This is the story of Lahiri Mahasaya’s original photograph.
Lahiri Mahasaya in his original photo is seen with his laughing round bare belly. That photo has a wonderful history: it could only be taken when Lahiri approved to be photographed – taken without his approval the photo had shown an inexplicable empty spot where Lahiri had been sitting amongst his disciples. “I am Spirit,” the Master smiled (see Autobiography of A Yogi).
The same photo saved young Yogananda from a dreadful death when he was stricken with cholera: “A blinding light” came from the photo, “enveloping my body and the entire room.” Yogananda was instantaneously healed.
Many times, we read, while Yogananda was meditating in front of that photo, Lahiri Mahasaya would emerge from the frame and became a living form, sitting down in front of him. When Yogananda then tried to touch the feet “of his luminous body”, he never succeeded: Lahiri always flew back, becoming a picture again.
The same holy photo protected a woman disciple, when furious lightening struck her house- even the book beside her. She desperately prayed to Lahiri, bowing to the photo, and was saved miraculously, as if by “sheets of ice”.
Lahiri Mahasaya said regarding his photo, “if you deem it a protection, then it is so; otherwise it is only a picture.”
It was one of Yogananda’s “most precious possessions,” as he writes. “Given to Father by Lahiri Mahasaya himself, it carries a holy vibration.”
In 1935/36, as we read in the 1998 12th edition of the Autobiography of a Yogi, Yogananda asked a Bengali artist (probably Sananda, his brother, who also painted Babaji) to create a painting of Lahiri. That became the picture we usually see today. On it, Lahiri appears much more mild (“grandfatherly”), but less mystical and powerful than on the original photo.
In 1946, when Yogananda first offered his Autobiography of a Yogi to the world he didn’t use the painting, however, but chose to print the sacred original photo of Lahiri Mahasaya.
It may be that he received some bewildered feedback from some of his readers. Or the quality of the photo was simply not sufficient. Whatever the case, for the 3rd 1951 Autobiography of a Yogi-edition, Yogananda chose to print the artist’s painting of Lahiri – thus the original photo disappeared from the Autobiography of a Yogi.

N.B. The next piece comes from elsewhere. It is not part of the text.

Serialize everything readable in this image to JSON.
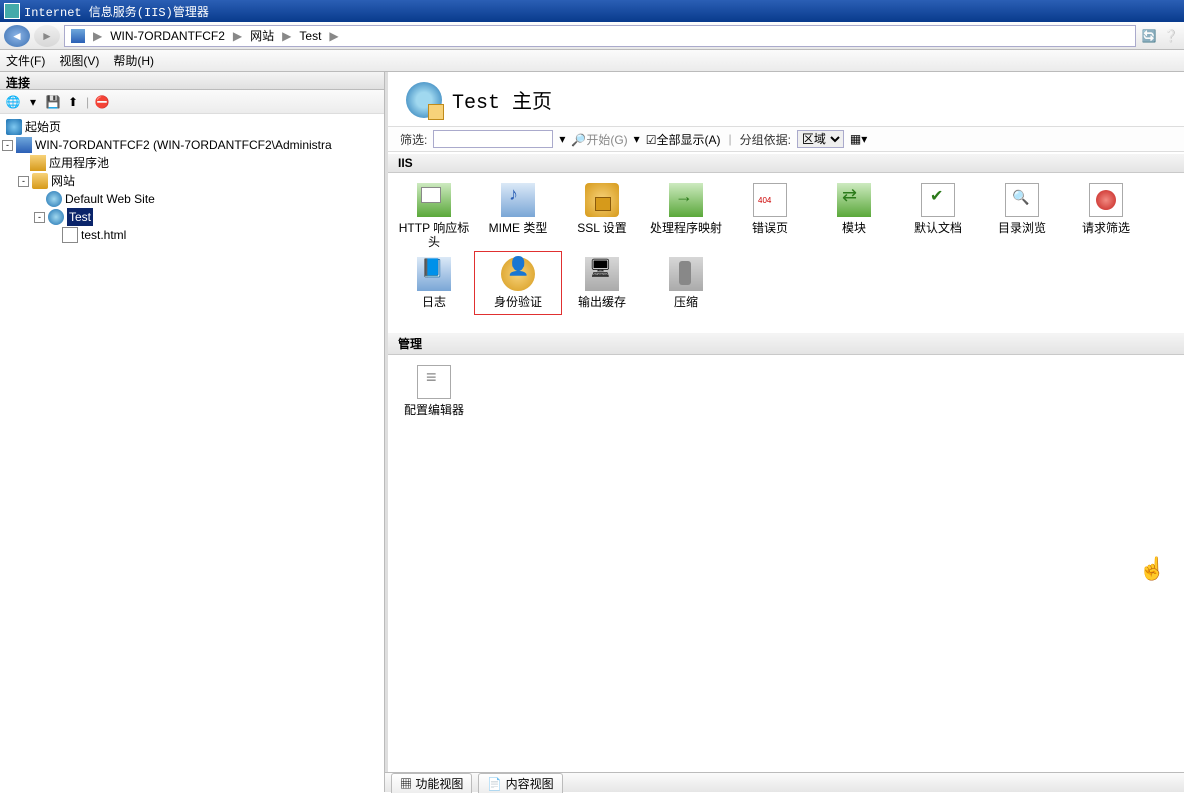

However, the painting still showed Lahiri’s bright bare belly.
Some time after the Master’s passing, this bare belly apparently became a bit too bold for some tastes. Thus in the 1954 5th edition we find Lahiri’s chest beautifully dressed. The cloth, as one reads in a footnote of the 7th edition, was later added by a “Bengali artist.”
After half a century, in the 1998 12th edition, Lahiri’s original miraculous photo suddenly reappeared. The photo shown there, however, is actually worse in quality than what is available. At Shibindu Lahiri’s ashram in Varanasi you may admire and photograph one of the original prints: you will see much less stark black/white contrast, will see Lahiri’s open eyes, and a quaint backdrop curtain.
In that same 1998-Autobiography of a Yogi we also find the explanation why the painting had been used for all these years: Yogananda had later designated it as the formal portrait of Lahiri for SRF publications; and that it hangs in Yogananda’s Mount Washington sitting room.
Nowadays, if you visit Mount Washington, you will indeed find that painting hanging there, with a properly dressed Lahiri Mahasaya. But the observant eye discovers that this is actually a little adjustment that was made to the otherwise so carefully protected quarters of Yogananda: on a photo in the book “Paramahansa Yogananda – In Memoriam” you will see how he had enjoyed the painting: Lahiri was beautifully and freely bare-bellied (poor nuns!)
Lahiri-Joy to all, whether of “proper” or of “free” taste!